Foto cortesía
Por el Equipo GHRC*
Alice Zachman, quien dirigió la Comisión de Derechos Humanos de Guatemala en Estados Unidos (GHRC, por sus siglas en inglés) durante dos décadas, falleció este 9 de abril, a los 100 años y 11 días; ya que justo el 29 de marzo de este año estuvo celebrando su centenario.
“Cada uno de esos 36.539 días fue una bendición para esta tierra”, destacaron portavoces de esa organización con sede en Washington, D.C.
Alice nació en 1926 en St. Michael, Minnesota, una comunidad agrícola de habla alemana. Tras graduarse de la escuela secundaria, decidió unirse a las Hermanas Escolares de Notre Dame (SSND), una orden religiosa de monjas dedicadas a la enseñanza.
Durante muchos años impartió clases en primer grado y otros grados en St. Paul, Minnesota, y posteriormente fue directora de una escuela. Las SSND tenían una misión en Guatemala, y Alice fue a visitar a las hermanas allí.
En 1982, después de que Alice expresara su interés de ser misionera en Guatemala, los guatemaltecos que conoció en sus viajes le pidieron que se convirtiera en misionera a la inversa: ir a Washington D. C. y contarle a su gobierno y al pueblo estadounidense lo que estaba sucediendo en Guatemala.
Alice no hablaba español, no tenía dinero para fundar una organización y no conocía a nadie en Washington D.C. Pero comprendía la necesidad. El ejército guatemalteco estaba cometiendo masacres, arrasando cientos de aldeas en una campaña genocida de «tierra arrasada».
El gobierno estadounidense colaboraba estrechamente con el ejército guatemalteco para derrotar a una pequeña insurgencia, y la administración Reagan negaba los informes de masacres.

Alice solicitó una pequeña habitación en la Universidad Católica y fundó GHRC. Esa organización comenzó a liderar misiones de investigación, a difundir informes semanales sobre violaciones de derechos humanos, a organizar giras de conferencias para activistas guatemaltecos, a organizar eventos educativos y a brindar apoyo a los guatemaltecos que huían al exilio.
Alice luchó por la liberación de la Dra.
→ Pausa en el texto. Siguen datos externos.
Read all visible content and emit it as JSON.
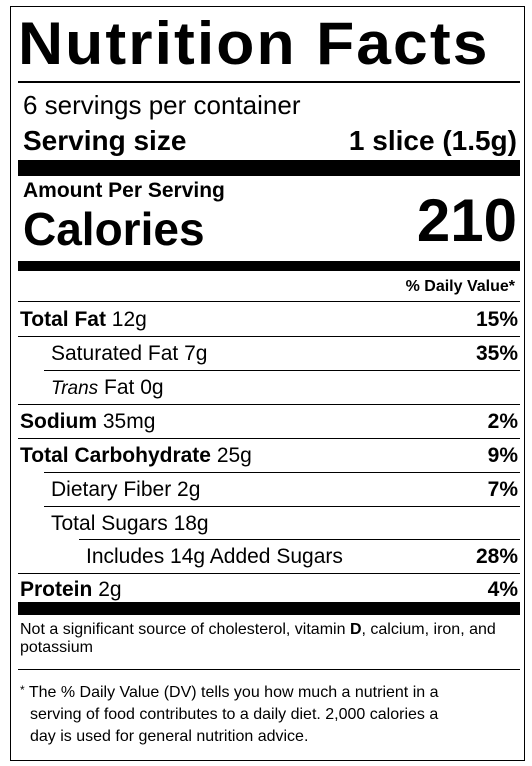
{
  "label": {
    "title": "Nutrition Facts",
    "servings_per_container": "6 servings per container",
    "serving_size_label": "Serving size",
    "serving_size_value": "1 slice (1.5g)",
    "amount_per_serving": "Amount Per Serving",
    "calories_label": "Calories",
    "calories_value": "210",
    "daily_value_header": "% Daily Value*"
  },
  "nutrients": {
    "total_fat": {
      "name": "Total Fat",
      "amount": "12g",
      "dv": "15%"
    },
    "saturated_fat": {
      "name": "Saturated Fat",
      "amount": "7g",
      "dv": "35%"
    },
    "trans_fat": {
      "name_italic": "Trans",
      "name": "Fat",
      "amount": "0g"
    },
    "sodium": {
      "name": "Sodium",
      "amount": "35mg",
      "dv": "2%"
    },
    "total_carbohydrate": {
      "name": "Total Carbohydrate",
      "amount": "25g",
      "dv": "9%"
    },
    "dietary_fiber": {
      "name": "Dietary Fiber",
      "amount": "2g",
      "dv": "7%"
    },
    "total_sugars": {
      "name": "Total Sugars",
      "amount": "18g"
    },
    "added_sugars": {
      "name": "Includes 14g Added Sugars",
      "dv": "28%"
    },
    "protein": {
      "name": "Protein",
      "amount": "2g",
      "dv": "4%"
    }
  },
  "footnotes": {
    "not_significant_pre": "Not a significant source of cholesterol, vitamin ",
    "not_significant_bold": "D",
    "not_significant_post": ", calcium, iron, and potassium",
    "dv_marker": "*",
    "dv_line1": "The % Daily Value (DV) tells you how much a nutrient in a",
    "dv_line2": "serving of food contributes to a daily diet. 2,000 calories a",
    "dv_line3": "day is used for general nutrition advice."
  }
}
Carmen Valenzuela, miembro actual de la junta directiva, quien fue secuestrada, retenida y torturada en Guatemala en 1990. Alice también trabajó por la liberación de la Hermana Dianna Ortiz, movilizando redes en todo el país para presionar por el fin de la detención secreta y la tortura de la joven monja estadounidense.
Alice siempre dijo la verdad al poder. Trabajaba de 8:00 a. m. a 6:00 p. m., tomaba un descanso para cenar y regresaba a la oficina para trabajar de 9:00 p. m. a medianoche. Este fue su horario laboral durante dos décadas. No recibía salario, sino que vivía con los 600 dólares mensuales que le enviaba su hermano.
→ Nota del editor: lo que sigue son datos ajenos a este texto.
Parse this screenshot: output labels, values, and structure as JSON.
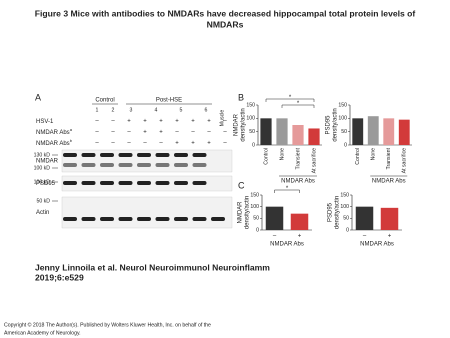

Tras jubilarse en 2002, Alice siguió apoyando a GHRC, formando parte de su junta directiva y organizando manifestaciones contra la tortura, manifestaciones por la paz y demostraciones de aquello en lo que sobresalía: el amor.
Alice recibió casi dos docenas de premios a lo largo de su vida, entre ellos el Premio Eleanor Roosevelt, el Premio Louis B. Sohn y el Premio de la Alianza Nacional de Mujeres. «Merecía muchos, muchísimos premios más», aseguran los portavoces de la organización.
«Por mucho que Alice hubiera querido que se recordara y difundiera su amor y su sentido de la justicia por todas partes, también habría querido que se actuara en favor de los derechos humanos», remarcaron..
Alice expresó repetidamente su deseo de que, tras su fallecimiento, se hiciera una campaña de recaudación de fondos para GHRC, ya que era una parte muy importante de su vida. Si bien nos resulta incómodo pedirlo, estamos respetando los deseos de Alice.
Si desea hacer una donación a GHRC en su memoria, puede hacerlo. Para apoyo general, de modo que podamos destinar su donación donde más se necesite, o puede donar al Fondo Alice Zachmann para Defensores.
Con la financiación suficiente, esperamos ampliar el fondo para incluir apoyo para la reintegración de defensores de derechos humanos que regresan a Guatemala tras un período en el exilio, y para cubrir las necesidades de emergencia de los defensores que deben permanecer en el exilio.
«Gracias por acompañarnos a nosotros y al pueblo guatemalteco en este camino hacia la justicia y la paz».